From opnsense it is working (via 192.168.178.1):
root@OPNsense:~ # ping freebsd.org
PING freebsd.org (96.47.72.84): 56 data bytes
64 bytes from 96.47.72.84: icmp_seq=0 ttl=53 time=104.885 ms
64 bytes from 96.47.72.84: icmp_seq=1 ttl=53 time=103.891 ms
^C
--- freebsd.org ping statistics ---
2 packets transmitted, 2 packets received, 0.0% packet loss
round-trip min/avg/max/stddev = 103.891/104.388/104.885/0.497 ms
From Client it is not:
ping freebsd.org
PING freebsd.org (96.47.72.84) 56(84) bytes of data.
^C
--- freebsd.org ping statistics ---
1 Pakete übertragen, 0 empfangen, 100% packet loss, time 0ms
On opnsense I see packats comming in, but seems like they are not routed to default gateway (because I dont get responses)
tcpdump: verbose output suppressed, use -v or -vv for full protocol decode
listening on ue0, link-type EN10MB (Ethernet), capture size 262144 bytes
22:51:06.363473 IP 192.168.188.48 > wfe0.nyi.freebsd.org: ICMP echo request, id 6, seq 1, length 64
^C
1 packet captured
56 packets received by filter
0 packets dropped by kernel
Do I miss firewall rules ? Which rules I have to implement for interfaces ue0 and ue0_vlan ?
-
What I actually want to achieve is a "router-on-a-stick" setup. So I am using a raspi with only single ethernet port in combination with a managed switch. On the switch I already setup adequate vlans, untagged ports and a trunk port with all my vlans. The latter is connected with my opnsense.
Questions: Is it necessery to setup a bridge and configure vlan interfaces below the bridge ? What is general solution look like ?
-
Generally router-on-a-stick with VLANs works just fine. I have that running here. Just configure the VLANs on top of the physical interface and assign them to WAN, LAN, OPT1, ... as fit.

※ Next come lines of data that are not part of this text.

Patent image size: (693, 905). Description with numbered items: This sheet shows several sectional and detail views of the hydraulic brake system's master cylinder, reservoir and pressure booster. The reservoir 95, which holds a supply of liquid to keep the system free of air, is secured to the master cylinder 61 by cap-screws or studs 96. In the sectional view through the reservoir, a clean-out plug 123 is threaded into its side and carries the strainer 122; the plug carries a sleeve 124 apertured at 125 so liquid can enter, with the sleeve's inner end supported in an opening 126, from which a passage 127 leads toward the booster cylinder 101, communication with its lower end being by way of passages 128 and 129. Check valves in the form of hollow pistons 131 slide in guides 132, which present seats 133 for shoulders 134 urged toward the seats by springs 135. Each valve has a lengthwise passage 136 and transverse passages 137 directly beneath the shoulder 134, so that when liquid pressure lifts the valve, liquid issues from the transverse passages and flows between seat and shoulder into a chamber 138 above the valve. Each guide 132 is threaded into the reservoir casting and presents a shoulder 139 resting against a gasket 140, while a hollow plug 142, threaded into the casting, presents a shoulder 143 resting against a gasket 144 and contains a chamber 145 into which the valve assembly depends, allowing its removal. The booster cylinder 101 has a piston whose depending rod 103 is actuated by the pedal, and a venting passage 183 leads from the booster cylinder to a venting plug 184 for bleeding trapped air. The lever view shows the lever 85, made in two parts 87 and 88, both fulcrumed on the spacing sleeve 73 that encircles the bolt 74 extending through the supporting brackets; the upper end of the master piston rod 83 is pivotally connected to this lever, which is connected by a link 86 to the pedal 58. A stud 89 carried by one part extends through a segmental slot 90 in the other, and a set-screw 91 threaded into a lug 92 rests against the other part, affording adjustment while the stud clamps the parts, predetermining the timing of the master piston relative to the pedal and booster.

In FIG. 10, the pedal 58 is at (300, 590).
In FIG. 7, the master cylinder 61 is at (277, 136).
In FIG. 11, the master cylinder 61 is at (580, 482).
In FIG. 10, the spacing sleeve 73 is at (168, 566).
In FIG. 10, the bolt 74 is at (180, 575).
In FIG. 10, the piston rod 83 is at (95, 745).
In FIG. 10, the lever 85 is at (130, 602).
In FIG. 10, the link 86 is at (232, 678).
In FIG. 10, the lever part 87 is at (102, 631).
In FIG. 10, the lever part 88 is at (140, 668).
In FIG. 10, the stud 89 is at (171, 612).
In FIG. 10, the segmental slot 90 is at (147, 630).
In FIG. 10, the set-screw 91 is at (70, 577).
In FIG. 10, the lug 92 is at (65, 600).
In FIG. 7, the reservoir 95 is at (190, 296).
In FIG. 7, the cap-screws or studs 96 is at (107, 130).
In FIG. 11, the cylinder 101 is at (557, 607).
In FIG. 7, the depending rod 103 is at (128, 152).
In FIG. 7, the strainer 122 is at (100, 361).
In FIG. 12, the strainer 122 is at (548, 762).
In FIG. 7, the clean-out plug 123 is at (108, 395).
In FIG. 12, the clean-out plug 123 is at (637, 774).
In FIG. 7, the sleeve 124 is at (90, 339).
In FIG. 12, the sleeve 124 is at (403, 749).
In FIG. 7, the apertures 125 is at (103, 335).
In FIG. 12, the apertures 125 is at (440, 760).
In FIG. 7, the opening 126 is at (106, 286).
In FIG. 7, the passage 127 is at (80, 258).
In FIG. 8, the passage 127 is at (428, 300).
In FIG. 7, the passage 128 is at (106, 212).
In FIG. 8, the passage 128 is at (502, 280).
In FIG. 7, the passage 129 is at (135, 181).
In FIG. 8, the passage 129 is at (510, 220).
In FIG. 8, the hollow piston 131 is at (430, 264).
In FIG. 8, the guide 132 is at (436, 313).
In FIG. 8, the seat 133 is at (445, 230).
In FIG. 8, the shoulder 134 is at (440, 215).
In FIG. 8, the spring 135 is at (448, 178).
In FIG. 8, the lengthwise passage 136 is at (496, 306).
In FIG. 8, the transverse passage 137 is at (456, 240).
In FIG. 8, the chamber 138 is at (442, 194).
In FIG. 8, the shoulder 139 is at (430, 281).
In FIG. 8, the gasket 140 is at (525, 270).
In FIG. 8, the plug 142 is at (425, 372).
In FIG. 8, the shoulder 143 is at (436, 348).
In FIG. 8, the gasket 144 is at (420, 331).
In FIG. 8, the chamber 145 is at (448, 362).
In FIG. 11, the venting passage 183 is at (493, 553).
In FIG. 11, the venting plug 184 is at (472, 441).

First question: you are running OPNsense on a Raspi? Isn't that supposed to be highly "experimental early alpha etc. etc."? Can you confirm that VLANs work at all on ARM? Just a wild guess, of course. What I can confirm is that this setup works just finde on Intel/AMD.
HTH,
Patrick
-
Digressing a bit from the OT, but Aarch64 is tier 1 supported since 13.0. Seems reasonable for OPN to leverage this. I have 2x RPi4b 8GB on FreeBSD 13.0 as app servers using jails for failover/redundancy, using dot1q trunk uplinks, all working fine.
-
Thanks everybody for your replies. Which helped at least mentally ;) ... because I saw I am somehow on the right track.
In the end I had indeed 2 routing issues when traffic was routed back into my home-net/client:
1. The fritzbox didnt had the route to reach the nets spanned by opnsense router/gateway.
2. In the first setup I had 2nd fritzbox wich I was using as kind of "poor man" intranet/dmz gateway.
This means no issues with opnsense at all. On the other hand lot of issues while passing back traffic via my 2 fritzboxes.
I think, opnsense is really easy and pretty much forward. From what I saw in the last few days... OK, I have to admit I did pretty much using the defaults, while configuring everything.